Tuesday, August 01, 2006

Castro: Ever A Liar and A Beggar

While Cuba holds her breath, waiting to hear whether or not she is free from the cruelty and corruption of the Old Communist, and waiting to see if further outrages against her follow at the hands of Fidel's barbarous baby brother, freedom-loving people around the world pray.

There are many English-language web sites designed to give the world the true picture of Cuba, complete with the details of her poverty, illness and oppression under Castro -- news that the fellow-traveling mainstream media has always failed utterly to provide. They include Babalu', Cuban-American Pundits, 26th Parallel, Kill Castro, and The Real Cuba.

It was at The Real Cuba that I found this revealing anecdote:

"Mr. Roosevelt, can you spare 10 bucks?"


In 1940, when he was a young student at one of Cuba's most exclusive Catholic schools, Fidel Castro wrote a letter to then US President Franklyn Roosevelt asking the president to send him a $10 bill. In his letter, the young Castro referred to Roosevelt as his "friend." The letter is now in the National Archives.


"Never I have not seen a ten dollars bill green American and I would like to have one of them," Castro told Roosevelt.


But much has changed since then. After becoming Cuba's absolute ruler and running the island as his private farm and the 11 million Cubans as his peons, Castro is now a multimillionaire. His fortune, according to Forbes magazine, is more than 900 million dollars or 90 million 10 dollar bills like the one Castro was begging Mr. Roosevelt to send him.

It seems that Castro has always liked to beg his "friends" for money.

A few years after writing the letter to Roosevelt, Castro was begging Cuba's richest class for money to fight Batista and bring democracy to Cuba. Many went ahead and gave him the money and he later betrayed them and the millions of Cubans who once trusted him.
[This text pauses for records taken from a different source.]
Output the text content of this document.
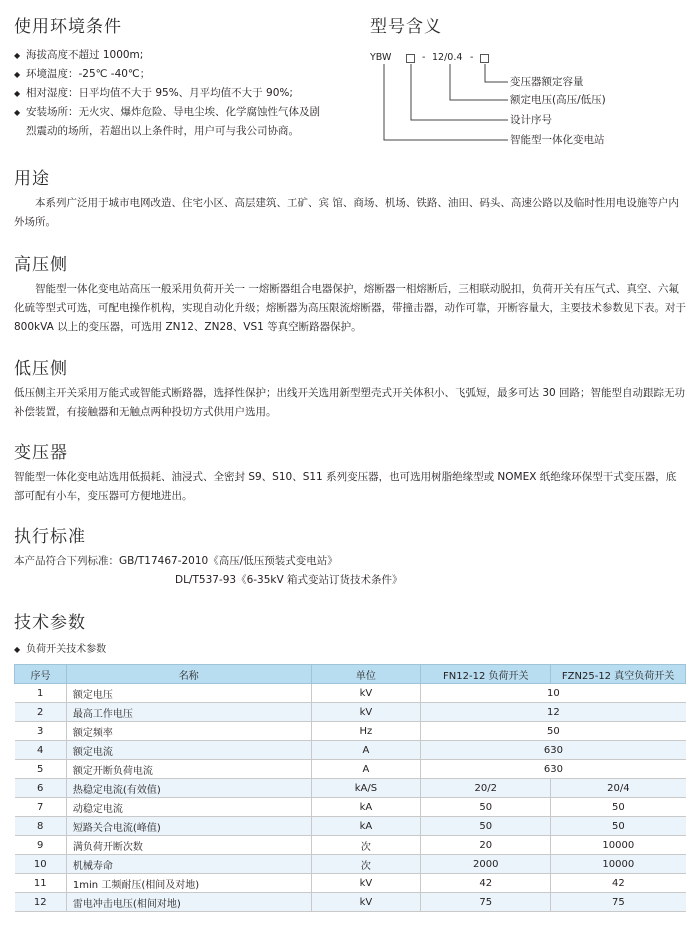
使用环境条件
◆ 海拔高度不超过 1000m;
◆ 环境温度：-25℃ -40℃；
◆ 相对湿度：日平均值不大于 95%、月平均值不大于 90%;
◆ 安装场所：无火灾、爆炸危险、导电尘埃、化学腐蚀性气体及剧
烈震动的场所，若超出以上条件时，用户可与我公司协商。
型号含义
YBW	- 12/0.4 -
变压器额定容量
额定电压(高压/低压)
设计序号
智能型一体化变电站
用途
本系列广泛用于城市电网改造、住宅小区、高层建筑、工矿、宾 馆、商场、机场、铁路、油田、码头、高速公路以及临时性用电设施等户内外场所。
高压侧
智能型一体化变电站高压一般采用负荷开关一 一熔断器组合电器保护，熔断器一相熔断后，三相联动脱扣，负荷开关有压气式、真空、六氟化硫等型式可选，可配电操作机构，实现自动化升级；熔断器为高压限流熔断器，带撞击器，动作可靠，开断容量大，主要技术参数见下表。对于 800kVA 以上的变压器，可选用 ZN12、ZN28、VS1 等真空断路器保护。
低压侧
低压侧主开关采用万能式或智能式断路器，选择性保护；出线开关选用新型塑壳式开关体积小、飞弧短，最多可达 30 回路；智能型自动跟踪无功补偿装置，有接触器和无触点两种投切方式供用户选用。
变压器
智能型一体化变电站选用低损耗、油浸式、全密封 S9、S10、S11 系列变压器，也可选用树脂绝缘型或 NOMEX 纸绝缘环保型干式变压器，底部可配有小车，变压器可方便地进出。
执行标准
本产品符合下列标准：GB/T17467-2010《高压/低压预装式变电站》
DL/T537-93《6-35kV 箱式变站订货技术条件》
技术参数
◆ 负荷开关技术参数
序号	名称	单位	FN12-12 负荷开关	FZN25-12 真空负荷开关
1	额定电压	kV	10	
2	最高工作电压	kV	12	
3	额定频率	Hz	50	
4	额定电流	A	630	
5	额定开断负荷电流	A	630	
6	热稳定电流(有效值)	kA/S	20/2	20/4
7	动稳定电流	kA	50	50
8	短路关合电流(峰值)	kA	50	50
9	满负荷开断次数	次	20	10000
10	机械寿命	次	2000	10000
11	1min 工频耐压(相间及对地)	kV	42	42
12	雷电冲击电压(相间对地)	kV	75	75
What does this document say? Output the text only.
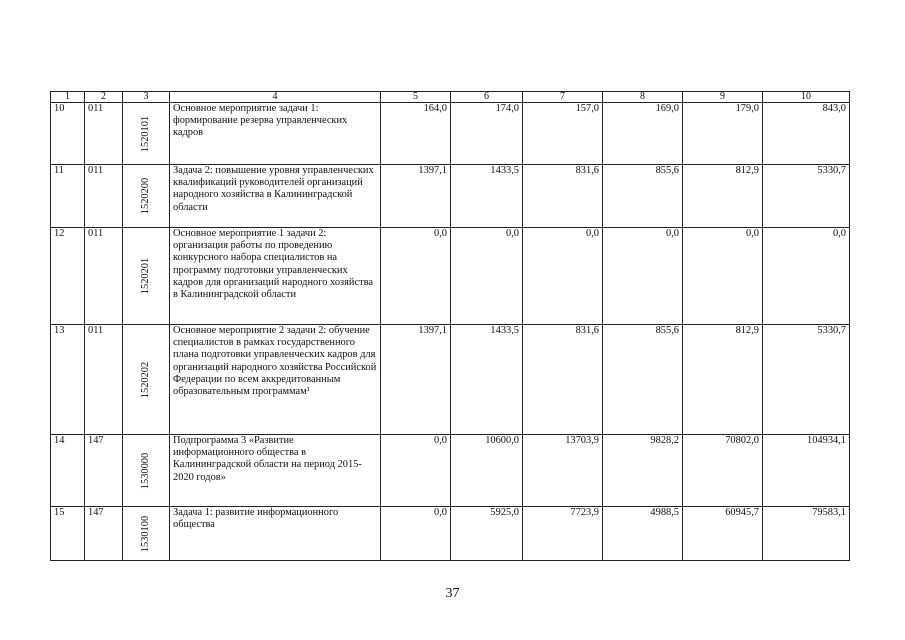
1	2	3	4	5	6	7	8	9	10
10	011	1520101	Основное мероприятие задачи 1: формирование резерва управленческих кадров	164,0	174,0	157,0	169,0	179,0	843,0
11	011	1520200	Задача 2: повышение уровня управленческих квалификаций руководителей организаций народного хозяйства в Калининградской области	1397,1	1433,5	831,6	855,6	812,9	5330,7
12	011	1520201	Основное мероприятие 1 задачи 2: организация работы по проведению конкурсного набора специалистов на программу подготовки управленческих кадров для организаций народного хозяйства в Калининградской области	0,0	0,0	0,0	0,0	0,0	0,0
13	011	1520202	Основное мероприятие 2 задачи 2: обучение специалистов в рамках государственного плана подготовки управленческих кадров для организаций народного хозяйства Российской Федерации по всем аккредитованным образовательным программам¹	1397,1	1433,5	831,6	855,6	812,9	5330,7
14	147	1530000	Подпрограмма 3 «Развитие информационного общества в Калининградской области на период 2015-2020 годов»	0,0	10600,0	13703,9	9828,2	70802,0	104934,1
15	147	1530100	Задача 1: развитие информационного общества	0,0	5925,0	7723,9	4988,5	60945,7	79583,1
37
Later he begged the Russians for money and took billions of dollars from them until they went bankrupt, thanks in part to all the money they dumped in Castro's "Black Hole."

And now he found another "rich daddy" who is using billions of dollars that belong to the Venezuelan people and giving them to t
he beggar-in-chief.

Two things are clear from Castro's letter: One, that he always has been begging for money and two, that he has always been a liar. In the letter to Roosevelt, Castro said that he was "12 years old," but he was born on August 13 1926 and since the letter to Roosevelt was dated November 6, 1940, Castro was already 14.


Conclusion: A beggar then and a beggar now; a liar then and a liar now.